App Piracy Tools Going Down — For Now

In an apparent victory for app developers, a popular tool for app piracy, Installous, shut down last week, prompting software pirates worldwide to seek out alternatives. However, it doesn't look like it's going to be easy for them.

The lack of easy alternatives following the popular Installous' decision to shut down is a minor victory for an industry plagued by piracy problems.

"Despite all of the rigmarole that Apple sends developers through to sign their apps, the certificate system hasn't proven an effective anti-piracy measure at all," said a developer familiar with the matter, who asked not to be identified. He believes that piracy rates are between 80-90 percent amongst paid apps, and the first paid game his company launched, ended up as a free offering on the App Store because of piracy concerns, the developer said. The company's next offering will also be free.

The developer offered two additional observations about piracy and China. First "... iOS users don't seem particularly interested in purchasing any sort of paid application up front." Additionally, he said "close to 100 percent" of the pirates are using devices that appear to be from China. As we've previously reported, gaming companies that offer free app downloads often generate significant revenue from in-app purchases, but our developer source says that once the apps go free, Chinese users spend little on in-game purchases.

Last week The Next Web reported on two new options to bypass Apple DRM and install pirated iOS apps. BYTE decided to investigate.

The first app mentioned in The Next Web story, Zeusmos, is written by Kevin Ko, a 15 year old boy. According to The Next Web, Zeusmos "... allows you to install cracked application on your iDevice without jailbreaking." Zeusmos uses a developer licensing certificate to install apps with the DRM stripped. The app even goes as far as allowing users to share cracked apps with friends via email and social media.

Although initially it looked as though Ko had designed the app specifically to pirate apps, the teenager has since made several statements denying that, and released an update with fixes that prevent piracy.

He has a message for anyone who thinks otherwise: "... I hope they will reconsider that fact with some of the actual updates that are [forthcoming] with changes that strictly take a stand against piracy," Ko explained in an e-mail to BYTE. "I'm aware simply stating something will not get anything done, but rather doing it will."

The developer familiar with the software involved, who asked not to be identified, doesn't see it that way. "... though the author maintains that it was not intended to promote piracy that is clearly how it is used," the developer said in an e-mail to BYTE. The developer added that Ko claimed future versions would make app piracy more difficult.

Zeusmos's real purpose, Ko maintains is to save developers time by "significantly simplifying" the code signing process. He also said that it's useful "...for developers aren't familiar with iOS development." He plans to use Zeusmos to help distribute an upcoming science fair project, he told BYTE.

"As a developer tool, it sounds like something that might actually be useful," the developer familiar with the matter said. The reason, he told BYTE, is that deploying test versions of an app is a "pain point" for developers, and that portions of the process are "quite arduous." Services such as TestFlight emerged to deal with tester issues, but he said that " ... [I] usually lose an entire day to the system every time I need to do some maintenance or management."

Ko says, and the developer agrees, tentatively, that Zeumos makes getting a test program onto a device easier. "However," the developer said, "I doubt legitimate developers will want to go anywhere near it now that it has been associated with piracy."

In Zeusmos' new version Ko claims, he's removed the app's features that simplified piracy, and set up a system to monitor and take action against users who misuse his software. A press release from Ko says "Kevin's goal with Zeusmos is to create a self-sustainable enterprise that can ... control and maintain a program library with a simplified version of distribution to a mass audience while not facilitating piracy or violating Apple's licensing terms.".

BYTE tried out Zeusmos. We weren't able to access the Apple App store. There was a place to download apps called "Exclusive," but BYTE couldn't get any of them to actually install on the test device. At the time of writing this article, the upload function on the web dashboard was disabled, so we were unable to test the reported code-signing function.

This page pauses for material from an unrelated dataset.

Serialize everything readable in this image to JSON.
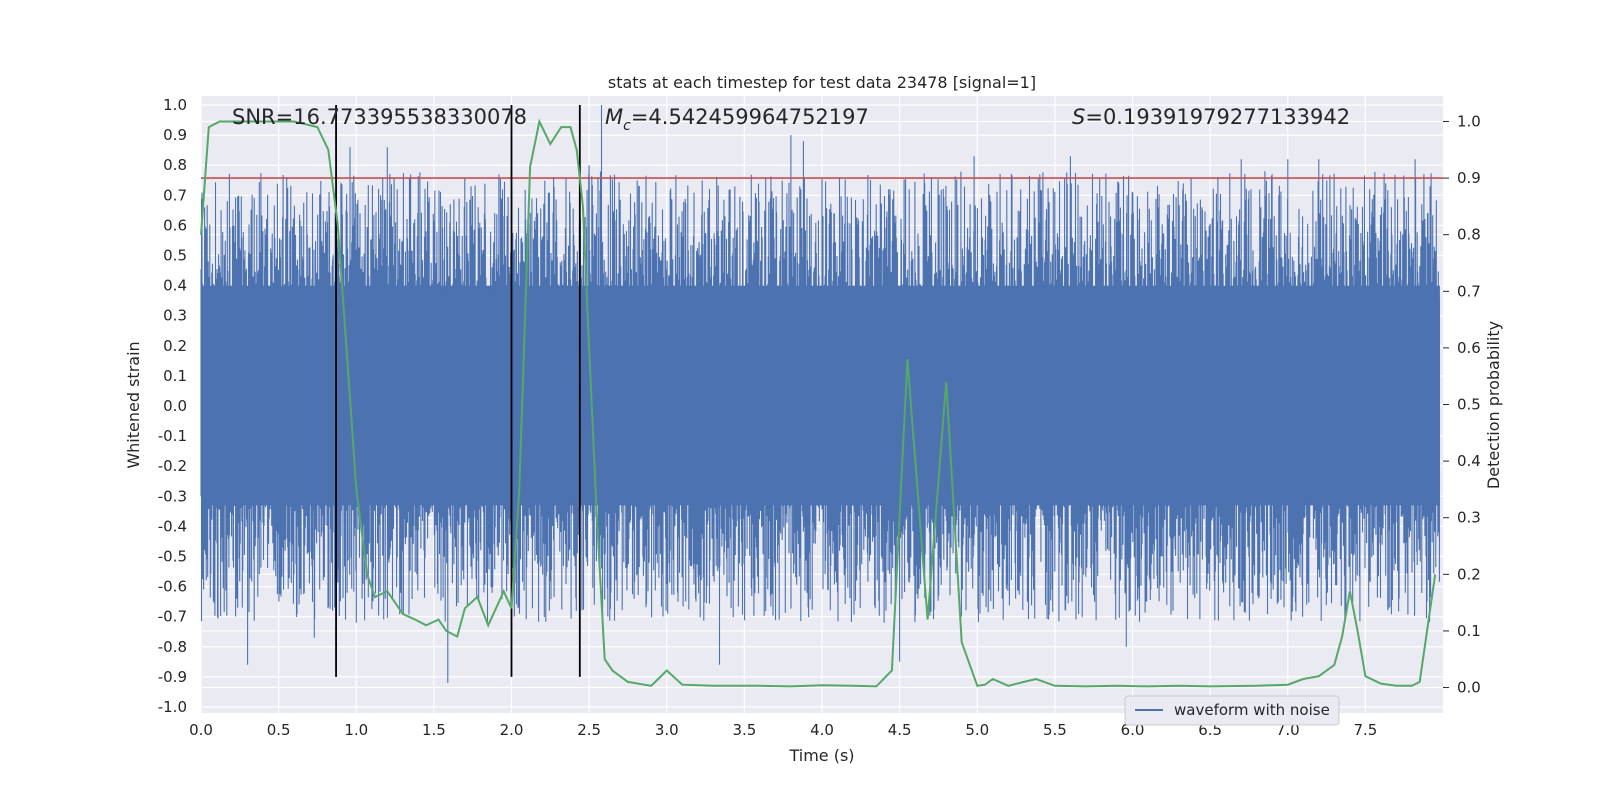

The second option mentioned in The Next Web story, called Kuaiyong, isn't safe to install, says security researcher 0xabad1dea (aka Melissa Elliott). Elliot initially judged Kuaiyong unsafe because "... it was very similar to a malicious pirating utility [researchers] had seen before and it appeared to just be a new iteration," Elliot said in an e-mail to BYTE. But, after she had looked into it further, it appeared that there was no "overtly user-malicious," code in the software. She cautioned that the EULA is "ominous," and the code itself is "open ended."

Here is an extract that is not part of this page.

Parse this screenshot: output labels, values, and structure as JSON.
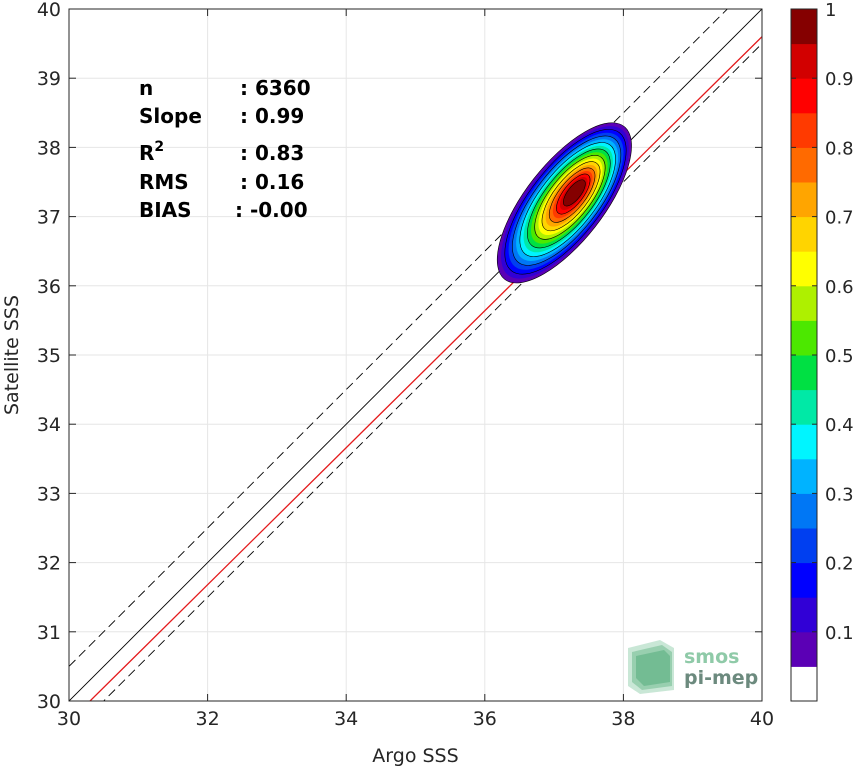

Elliot went on to explain that Kuaiyong works by "... writing something over USB to fool the iDevice into passively accepting anything owned by these IDs [the few dozen owned by Kuaiyong] as being authorized to run (with the important note that they must be correctly signed, i.e., you cannot install malware or Cydia, only things from the App Store)."

Elliot "strongly recommend[s]," that people do not run Kuaiyong, because its user ID trickery is buggy and can cause problems with the app store after using it, she said.

Time will tell if these developments will actually curb rampant app piracy. But, for the moment, some of the most popular tools, and their alternatives are no longer available.

Apple did not respond to a request for comment.